Participation of managers
In order to make improvement and management of improvement the norm, i.e. the everyday work of managers, managers in all areas must participate. In this way, a whole “army” of people is created who actively work on the overriding corporate goals – day after day! However, this requires a simple, pragmatic and universal approach that can be applied across all areas of the company and at all hierarchical levels. The Toyota-Kata is a common approach from practice (read more about the Toyota-Kata HERE).

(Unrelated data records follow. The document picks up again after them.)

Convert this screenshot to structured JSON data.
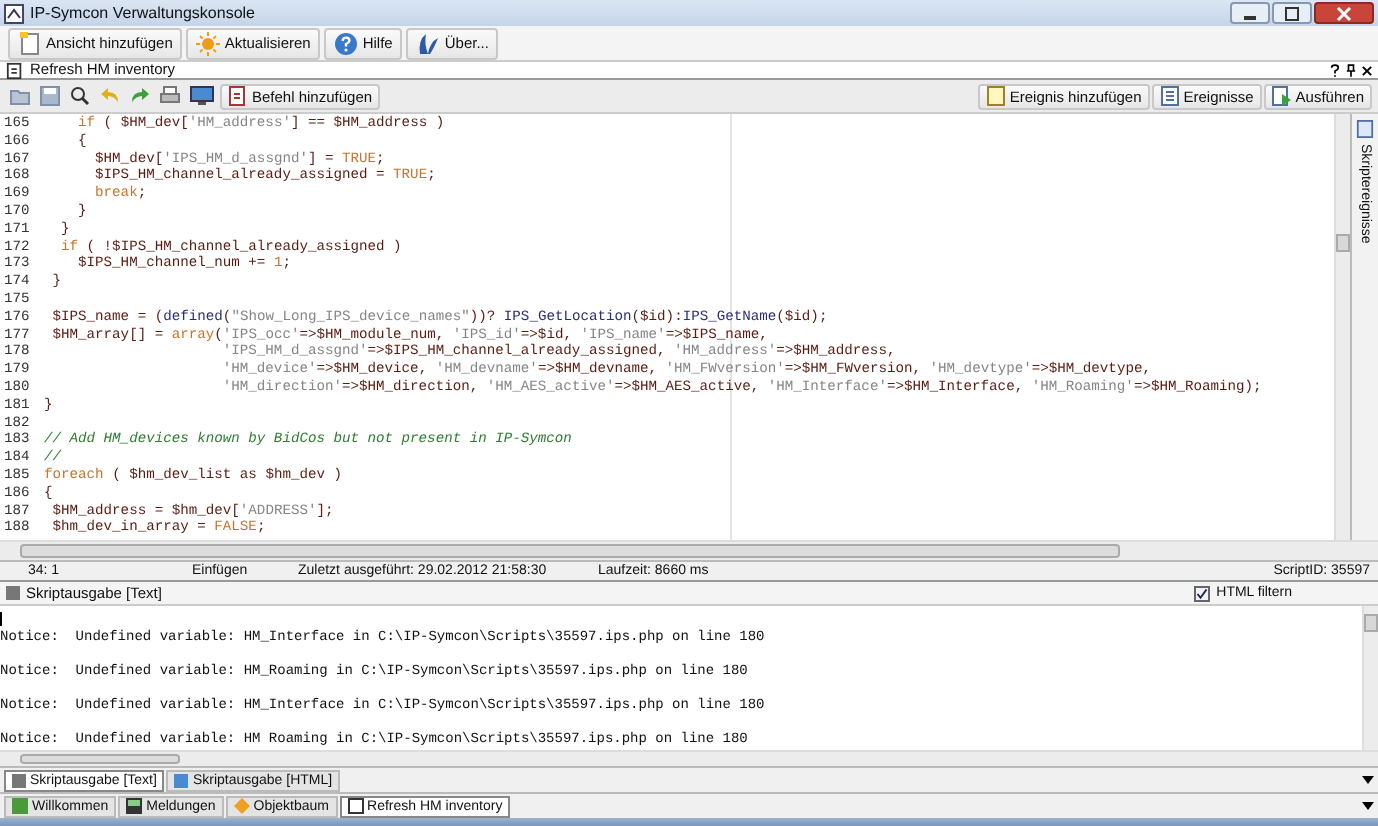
{
  "window": {
    "title": "IP-Symcon Verwaltungskonsole"
  },
  "main_toolbar": [
    {
      "label": "Ansicht hinzufügen"
    },
    {
      "label": "Aktualisieren"
    },
    {
      "label": "Hilfe"
    },
    {
      "label": "Über..."
    }
  ],
  "document": {
    "title": "Refresh HM inventory"
  },
  "script_toolbar": {
    "left_button": "Befehl hinzufügen",
    "right_buttons": [
      {
        "label": "Ereignis hinzufügen"
      },
      {
        "label": "Ereignisse"
      },
      {
        "label": "Ausführen"
      }
    ]
  },
  "editor": {
    "lines": [
      {
        "number": "165",
        "segments": [
          {
            "kind": "kw",
            "text": "    if"
          },
          {
            "kind": "plain",
            "text": " ( $HM_dev["
          },
          {
            "kind": "str",
            "text": "'HM_address'"
          },
          {
            "kind": "plain",
            "text": "] == $HM_address )"
          }
        ]
      },
      {
        "number": "166",
        "segments": [
          {
            "kind": "plain",
            "text": "    {"
          }
        ]
      },
      {
        "number": "167",
        "segments": [
          {
            "kind": "plain",
            "text": "      $HM_dev["
          },
          {
            "kind": "str",
            "text": "'IPS_HM_d_assgnd'"
          },
          {
            "kind": "plain",
            "text": "] = "
          },
          {
            "kind": "kw",
            "text": "TRUE"
          },
          {
            "kind": "plain",
            "text": ";"
          }
        ]
      },
      {
        "number": "168",
        "segments": [
          {
            "kind": "plain",
            "text": "      $IPS_HM_channel_already_assigned = "
          },
          {
            "kind": "kw",
            "text": "TRUE"
          },
          {
            "kind": "plain",
            "text": ";"
          }
        ]
      },
      {
        "number": "169",
        "segments": [
          {
            "kind": "kw",
            "text": "      break"
          },
          {
            "kind": "plain",
            "text": ";"
          }
        ]
      },
      {
        "number": "170",
        "segments": [
          {
            "kind": "plain",
            "text": "    }"
          }
        ]
      },
      {
        "number": "171",
        "segments": [
          {
            "kind": "plain",
            "text": "  }"
          }
        ]
      },
      {
        "number": "172",
        "segments": [
          {
            "kind": "kw",
            "text": "  if"
          },
          {
            "kind": "plain",
            "text": " ( !$IPS_HM_channel_already_assigned )"
          }
        ]
      },
      {
        "number": "173",
        "segments": [
          {
            "kind": "plain",
            "text": "    $IPS_HM_channel_num += "
          },
          {
            "kind": "kw",
            "text": "1"
          },
          {
            "kind": "plain",
            "text": ";"
          }
        ]
      },
      {
        "number": "174",
        "segments": [
          {
            "kind": "plain",
            "text": " }"
          }
        ]
      },
      {
        "number": "175"
      },
      {
        "number": "176",
        "segments": [
          {
            "kind": "plain",
            "text": " $IPS_name = ("
          },
          {
            "kind": "fn",
            "text": "defined"
          },
          {
            "kind": "plain",
            "text": "("
          },
          {
            "kind": "str",
            "text": "\"Show_Long_IPS_device_names\""
          },
          {
            "kind": "plain",
            "text": "))? "
          },
          {
            "kind": "fn",
            "text": "IPS_GetLocation"
          },
          {
            "kind": "plain",
            "text": "($id):"
          },
          {
            "kind": "fn",
            "text": "IPS_GetName"
          },
          {
            "kind": "plain",
            "text": "($id);"
          }
        ]
      },
      {
        "number": "177",
        "segments": [
          {
            "kind": "plain",
            "text": " $HM_array[] = "
          },
          {
            "kind": "kw",
            "text": "array"
          },
          {
            "kind": "plain",
            "text": "("
          },
          {
            "kind": "str",
            "text": "'IPS_occ'"
          },
          {
            "kind": "plain",
            "text": "=>$HM_module_num, "
          },
          {
            "kind": "str",
            "text": "'IPS_id'"
          },
          {
            "kind": "plain",
            "text": "=>$id, "
          },
          {
            "kind": "str",
            "text": "'IPS_name'"
          },
          {
            "kind": "plain",
            "text": "=>$IPS_name,"
          }
        ]
      },
      {
        "number": "178",
        "segments": [
          {
            "kind": "str",
            "text": "                     'IPS_HM_d_assgnd'"
          },
          {
            "kind": "plain",
            "text": "=>$IPS_HM_channel_already_assigned, "
          },
          {
            "kind": "str",
            "text": "'HM_address'"
          },
          {
            "kind": "plain",
            "text": "=>$HM_address,"
          }
        ]
      },
      {
        "number": "179",
        "segments": [
          {
            "kind": "str",
            "text": "                     'HM_device'"
          },
          {
            "kind": "plain",
            "text": "=>$HM_device, "
          },
          {
            "kind": "str",
            "text": "'HM_devname'"
          },
          {
            "kind": "plain",
            "text": "=>$HM_devname, "
          },
          {
            "kind": "str",
            "text": "'HM_FWversion'"
          },
          {
            "kind": "plain",
            "text": "=>$HM_FWversion, "
          },
          {
            "kind": "str",
            "text": "'HM_devtype'"
          },
          {
            "kind": "plain",
            "text": "=>$HM_devtype,"
          }
        ]
      },
      {
        "number": "180",
        "segments": [
          {
            "kind": "str",
            "text": "                     'HM_direction'"
          },
          {
            "kind": "plain",
            "text": "=>$HM_direction, "
          },
          {
            "kind": "str",
            "text": "'HM_AES_active'"
          },
          {
            "kind": "plain",
            "text": "=>$HM_AES_active, "
          },
          {
            "kind": "str",
            "text": "'HM_Interface'"
          },
          {
            "kind": "plain",
            "text": "=>$HM_Interface, "
          },
          {
            "kind": "str",
            "text": "'HM_Roaming'"
          },
          {
            "kind": "plain",
            "text": "=>$HM_Roaming);"
          }
        ]
      },
      {
        "number": "181",
        "segments": [
          {
            "kind": "plain",
            "text": "}"
          }
        ]
      },
      {
        "number": "182"
      },
      {
        "number": "183",
        "segments": [
          {
            "kind": "comment",
            "text": "// Add HM_devices known by BidCos but not present in IP-Symcon"
          }
        ]
      },
      {
        "number": "184",
        "segments": [
          {
            "kind": "comment",
            "text": "//"
          }
        ]
      },
      {
        "number": "185",
        "segments": [
          {
            "kind": "kw",
            "text": "foreach"
          },
          {
            "kind": "plain",
            "text": " ( $hm_dev_list as $hm_dev )"
          }
        ]
      },
      {
        "number": "186",
        "segments": [
          {
            "kind": "plain",
            "text": "{"
          }
        ]
      },
      {
        "number": "187",
        "segments": [
          {
            "kind": "plain",
            "text": " $HM_address = $hm_dev["
          },
          {
            "kind": "str",
            "text": "'ADDRESS'"
          },
          {
            "kind": "plain",
            "text": "];"
          }
        ]
      },
      {
        "number": "188",
        "segments": [
          {
            "kind": "plain",
            "text": " $hm_dev_in_array = "
          },
          {
            "kind": "kw",
            "text": "FALSE"
          },
          {
            "kind": "plain",
            "text": ";"
          }
        ]
      }
    ]
  },
  "side_panel": {
    "title": "Skriptereignisse"
  },
  "status_bar": {
    "position": "34: 1",
    "mode": "Einfügen",
    "last_run": "Zuletzt ausgeführt: 29.02.2012 21:58:30",
    "runtime": "Laufzeit: 8660 ms",
    "script_id": "ScriptID: 35597"
  },
  "output_panel": {
    "title": "Skriptausgabe [Text]",
    "html_filter": {
      "label": "HTML filtern",
      "checked": true
    },
    "lines": [
      "Notice:  Undefined variable: HM_Interface in C:\\IP-Symcon\\Scripts\\35597.ips.php on line 180",
      "Notice:  Undefined variable: HM_Roaming in C:\\IP-Symcon\\Scripts\\35597.ips.php on line 180",
      "Notice:  Undefined variable: HM_Interface in C:\\IP-Symcon\\Scripts\\35597.ips.php on line 180",
      "Notice:  Undefined variable: HM Roaming in C:\\IP-Symcon\\Scripts\\35597.ips.php on line 180"
    ]
  },
  "output_tabs": [
    {
      "label": "Skriptausgabe [Text]",
      "selected": true
    },
    {
      "label": "Skriptausgabe [HTML]",
      "selected": false
    }
  ],
  "bottom_tabs": [
    {
      "label": "Willkommen",
      "selected": false
    },
    {
      "label": "Meldungen",
      "selected": false
    },
    {
      "label": "Objektbaum",
      "selected": false
    },
    {
      "label": "Refresh HM inventory",
      "selected": true
    }
  ]
}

Changing leadership behaviour in the context of lean management or daily improvement is no easy task. It is important that Kata is not seen as a new method of improvement, but as a management system that spans hierarchical levels and in which all managers actively participate. However, once work with the Toyota Kata has been extended from its initial nucleus to other areas of the company, a new management culture is gradually being developed. A culture that focuses on daily improvement and successful work towards corporate goals!
Achievement of the company goals across levels
The bracket for the fact that an active contribution to the achievement of the company goals is made across departmental and hierarchical levels is the orientation of the company. In the best case, the alignment is based on a clear strategy and concrete goals in the 3 to 5 year horizon.
The more innovation goals belong to the challenge of the enterprise, the less price war and increasing competitors belong to the basic conditions of the enterprise. These goals must be linked to the relevant value streams, and derived logically along the management hierarchy to the level of the process (e.g. final assembly line for cordless screwdrivers).
In this way, a target cascade is created that is linked to the processes. This creates a sense of improvement and the need for managers at higher hierarchical levels to lead improvement activities.